Time is money and docking takes time. That´s a fact! Read on, and I will reveal how to save time and money on docking operations next time you need to leave the field.
You can off course start by downloading our free planning guide for dry-docking operations here.
Night shift to speed things up
If your main challenge is the off-chart time, you will have to do a lot of planning to get things done. Talk to your preferred shipyard about workers going night shift to speed things up.
It may seem expensive, but it is a cost-benefit question. Can you afford to have your vessels out of traffic for a period? Or will they make more money sailing?

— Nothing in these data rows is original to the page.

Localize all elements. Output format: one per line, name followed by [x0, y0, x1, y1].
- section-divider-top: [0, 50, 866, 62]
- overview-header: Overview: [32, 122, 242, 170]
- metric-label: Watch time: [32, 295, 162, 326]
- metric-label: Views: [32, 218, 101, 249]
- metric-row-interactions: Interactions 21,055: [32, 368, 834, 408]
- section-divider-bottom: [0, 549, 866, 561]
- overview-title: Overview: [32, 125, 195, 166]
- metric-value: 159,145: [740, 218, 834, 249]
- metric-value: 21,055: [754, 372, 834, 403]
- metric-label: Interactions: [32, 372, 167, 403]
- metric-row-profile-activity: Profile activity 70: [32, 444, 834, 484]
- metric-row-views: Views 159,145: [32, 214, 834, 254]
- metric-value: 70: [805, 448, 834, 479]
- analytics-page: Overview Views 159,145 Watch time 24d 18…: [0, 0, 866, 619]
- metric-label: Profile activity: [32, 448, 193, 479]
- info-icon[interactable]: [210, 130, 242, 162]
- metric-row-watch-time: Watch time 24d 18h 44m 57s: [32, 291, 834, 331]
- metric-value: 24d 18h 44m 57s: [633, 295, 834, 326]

I will guess you can complete a dry-docking operation in four to seven days if everything is working out, like you planned. This includes maintenance below the waterline.
If you can stay at quay a day or two before going into dry-dock which is less expensive, there are plenty of work to do aboard not needing dry-docking.
Stay ahead of schedule
Be sure to make a list of work to be done and be sure to communicate this to your shipyard in time. With accurate descriptions, we can order in the right amount of service parts and get a hold of the right technician to perform the job. This aspect is important. Getting the right people ready.
Without descriptions and planning ahead, we often see problems getting hold of the experts on short notice.
For example, if you are in need of divers performing operations below the waterline by the quay, you must plan this in time. Be sure to stay ahead of schedule at all times!
Read also: Economy in planning your yard stay
In many cases work can be performed when sailing towards the shipyard. Let us send our crew of technicians onboard for the last couple of days before arriving at the shipyard.
This is often a good solution for ferries and vessels sailing in daily commercial traffic. It will cut the time of docking – no doubt.
Get things done
Earlier on I wrote that a dry-docking operation could be performed in four to seven days. Of course, this is according to what kind of work there is to be done.
Are you going in for a main classing it will take more time than an intermediate classing.
Also, if you perform work that needs curing this will have to take place in the dry-dock, and it takes time.
Thruster maintenance and engine overhaul is the most time-consuming work to be done. Then you will be docking for 3-4 weeks. In most cases, you will make it in 2-3 weeks.
Anyway - when spending time in the dock for an amount of time, be sure to get a lot of things done.